You write, in your email, "I am sorry to read such a smearing blog misrepresenting Christian Science in such a profound way - and demonstrating a gross mis-understanding about its teachings." It is obvious that you write as a defensive true believer, for it was not our purpose in any way to "attack" Christian Science. And I have read and studied its literature, including the works of Mary Eddy.
When the microreligion was founded, "mental healing" was all the rage in American society. Many much more famous people than Mary Eddy embraced it, and philosophies related to it, including Emerson, Whitman, Thoreau, and R.W. Trine, among many others.
You write, "Christian Science is not a cult." Of course, it is axiomatic among sociologists and students of religion that all members of all cults are programmed (or, educated) to believe that their faith is "not a cult." Not a single member of the Jehovah's Witnesses, Mormons, Hare Krishna, Scientologists, Christadelphians, or any other minority faith would agree that it is a cult. The word "cult" has a very bad reputation, but this is largely the result of ignorance.
In sociology, this word is not a pejorative; it is a convenient social grouping. It describes (usually) minority groups that either follow the teachings of one person (such as Mary Eddy) or a small group. The leader(s) must be seen as possessing some special "revelation" or divine wisdom not possessed by any other person. Any honest, objective analysis must agree that Christian Science fits nicely within these parameters. Members insist on conformity, insisting that all relevant truths can be found within their group, and that anything or anyone who disagrees with the formal teaching is "wrong." Christian Science also conforms to this definition. In short, the claim to absolute truth is made-- a claim rejected by academic and other more humble groups, however intelligent or enlightened.
You write, "Mary Baker Eddy... is valued greatly by Christian Scientists as the revelator, the discoverer and founder of the science of Christianity - which might be defined as the practical nature of the divine law demonstrated by Jesus in his healings and works." I was under the impression that Jesus was the "revelator" of the "science of Christianity"!

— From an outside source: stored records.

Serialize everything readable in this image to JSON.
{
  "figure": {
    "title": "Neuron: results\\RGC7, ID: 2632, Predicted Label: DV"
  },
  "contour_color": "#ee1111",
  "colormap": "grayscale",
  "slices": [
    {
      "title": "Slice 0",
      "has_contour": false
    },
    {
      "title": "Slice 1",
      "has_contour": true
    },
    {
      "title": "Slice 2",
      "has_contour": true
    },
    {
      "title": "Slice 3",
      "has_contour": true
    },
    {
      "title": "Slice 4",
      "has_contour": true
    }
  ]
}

I find it interesting that you are more interested in focusing your letter on Mary Eddy than on Jesus and His teachings. For you continue, "Mrs. Eddy herself asked her followers to follow her only as far as she follows Christ." Yes, and in these words, she uses precisely the very same language as the founders of every other minority religion. You call this "a humble sentiment"-- the very same words used in other cults to refer to their very own leaders. Many in the history of Christian Science wanted to write and even to publish books about the popular subject of mental healing, and Eddy prohibited their being published by the Christian Science publishing house, and she discouraged her followers from reading any of it-- not exactly an open-minded forum for free expression. And Eddy, to this very day, is treasured by true believers as, to use your word, the "revelator" of God Himself. Her works are, for that minority, on a par with the Bible itself.
You write, "Her revelatory textbook illumines the Biblical teachings..." This is exactly the same precise claim made by every other "Christian" cult; they all agree in approach and presentation. Thus, so far, your letter says absolutely nothing new.
You write next, "It shows the science behind the actions of Jesus, therefore revealing how ANYONE (not just a those attending its church) can learn to heal." But the official teaching of the group is that those who do attend the meetings of Christian Science, or who read its literature, do have a distinct advantage over unbelievers; they are "superior" in knowledge or education.
You write, "The author of the blog also seems to cast Christian Science in the same light as positive thinking or any of the other systems like it that rely upon the human mind as a healing agent." Mary Eddy herself taught that alterations in the "human mind" were absolutely necessary for her way of healing to have any effect whatsoever. She taught that if her system were not followed, pretty much to the letter, no healing could occur. With what instrument do people become true believers if not with their "human minds"?
You write, "On the contrary, Christian Science appeals to divine law, the divine Mind, or God - as opposed to the human mind." No, it does not simply rely on the divine Mind alone; if it did, then one would simply pray, as did Jesus, "Not my will, but thine." CS, to the contrary, depends fully upon the human will-- which it carelessly assumes to be the very same as the divine will. This is not, of course, always the case. In fact, it might be argued that human will is rarely confluent or resonant with the divine will, except when it is engaged in Love.
You write, "It is this same divine law that was taught and practiced by Christ Jesus to heal in his era." So, why has no Christian Scientist in the entire history of the cult been able to heal all, or most, of the sick even within the strictly limited population of the minority faith-- a small group, of all true believers?
You next, rather predictably, encourage all readers to read Mary Eddy's book. This is a technique practiced by the Mormons, who encourage the reading of the books of Joe Smith, and Jehovah's Witnesses, who encourage reading of the books of the Watchtower Society. Again, nothing new has been taught in your letter. Reading it is an exercise in review.